For starters, events in these controlled venues must limit occupancy to 25 percent capacity or less. All attendees must be required to wear face masks while present, everyone has to practice social distancing and every person’s temperature must be scanned at the door. Event attendees must also answer a list of questions about whether they have COVID-19 symptoms before being allowed to enter a venue.

Wednesday’s announcement on events comes after several weeks of encouraging declines in Houston area COVID-19 metrics like test positivity rate — now 6.6 percent within the city, down from a high of around 27 percent in early July — and the number of local hospital patients who have been infected by the coronavirus.

But even though the local positivity rate has fallen significantly, the current rate is still above the 5 percent threshold that both Turner and Dr. David Persse of the Houston Health Authority have repeatedly stated is what Houston needs to aim for in order to effectively carry out contact tracing efforts to slow the virus’s spread.

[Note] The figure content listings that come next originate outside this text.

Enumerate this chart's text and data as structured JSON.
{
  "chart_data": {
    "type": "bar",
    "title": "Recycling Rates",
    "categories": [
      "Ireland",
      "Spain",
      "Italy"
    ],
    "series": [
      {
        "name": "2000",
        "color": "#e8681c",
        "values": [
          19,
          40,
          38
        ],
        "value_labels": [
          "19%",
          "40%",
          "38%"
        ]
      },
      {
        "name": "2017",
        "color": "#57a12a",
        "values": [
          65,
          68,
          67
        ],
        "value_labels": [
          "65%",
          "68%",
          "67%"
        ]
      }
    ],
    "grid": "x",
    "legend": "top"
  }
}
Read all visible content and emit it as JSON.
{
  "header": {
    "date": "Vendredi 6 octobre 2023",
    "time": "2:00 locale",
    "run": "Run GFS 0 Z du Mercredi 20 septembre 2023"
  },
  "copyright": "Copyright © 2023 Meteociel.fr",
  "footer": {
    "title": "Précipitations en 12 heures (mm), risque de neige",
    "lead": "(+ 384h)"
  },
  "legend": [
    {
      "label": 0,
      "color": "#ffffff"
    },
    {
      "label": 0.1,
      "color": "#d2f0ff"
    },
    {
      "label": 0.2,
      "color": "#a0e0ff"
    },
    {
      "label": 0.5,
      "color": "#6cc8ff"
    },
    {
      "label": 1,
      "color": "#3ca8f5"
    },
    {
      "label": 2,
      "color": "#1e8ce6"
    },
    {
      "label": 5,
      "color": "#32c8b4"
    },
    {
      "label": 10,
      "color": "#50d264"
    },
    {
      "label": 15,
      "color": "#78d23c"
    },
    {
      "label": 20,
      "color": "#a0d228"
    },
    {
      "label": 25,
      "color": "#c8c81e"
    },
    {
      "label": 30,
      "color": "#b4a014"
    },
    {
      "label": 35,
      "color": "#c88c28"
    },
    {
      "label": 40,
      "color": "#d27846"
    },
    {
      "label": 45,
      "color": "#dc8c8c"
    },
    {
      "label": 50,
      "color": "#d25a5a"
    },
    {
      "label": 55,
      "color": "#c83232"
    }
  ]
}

On Wednesday, the Houston Health Department announced 223 new cases of COVID-19 and 8 additional coronavirus deaths within the city. Houston’s total case count now sits at 66,488, and 906 Houstonians have died of COVID-19 since the pandemic began.

Turner specifically referenced multiple public events he has already approved in the weeks ahead. He mentioned an upcoming tailgating event — with social distancing — put on by the Houston Texans that will allow a maximum of 100 cars with no more than four people inside to park outside of NRG Stadium and while watching the home-opener projected on screens in the parking lot.

The Houston Dynamo and Dash have also been allowed to have a maximum of 3,000 fans at home games in BBVA Stadium for the upcoming season, Turner said. The first game with in-person spectators to be approved is a Dash game against the Orlando Pride on September 26.

The final approved event Turner mentioned was an upcoming live Houston Symphony concert later this month that will only allow a maximum of 150 guests inside Jones Hall, although the venue can normally seat 3,000.

Parades, marathons, 5Ks and bike races were listed by the mayor as types of events in outdoor, uncontrolled venues which would still be prohibited, “probably for the rest of the year” due to the difficulty of limiting crowds and enforcing social distancing in those types of outside environments.

Turner said that while he hasn’t made a final decision on whether to hold the city’s annual Thanksgiving parade, “it is looking doubtful” that it will happen, and that it would take a major change “like a vaccine” to make holding such a massive outdoor event feasible in November. When asked about Halloween trick or treating, Turner said he believes that’s something the city can’t control, and encouraged local parents and neighbors to think twice before letting their kids do so.

“This is an important day as we return, or try to return, towards normalcy with this virus,” Persse said Wednesday. “We need to recognize that there is no elimination of the risk. This is a question of managing the risk, and so the guidelines that are being put forward are an effort to do just that.” Persse said that the city’s goal is still to drive the local positivity rate down below five percent.

To make that possible, Turner reiterated that audience members at any future public events must stay vigilant by continuing to wear face masks and practice social distancing, and that no one should think that the city allowing a limited number of events means that COVID-19 is no longer a threat.

“Even though we have a desire to re-socialize, so does the virus,” Turner said.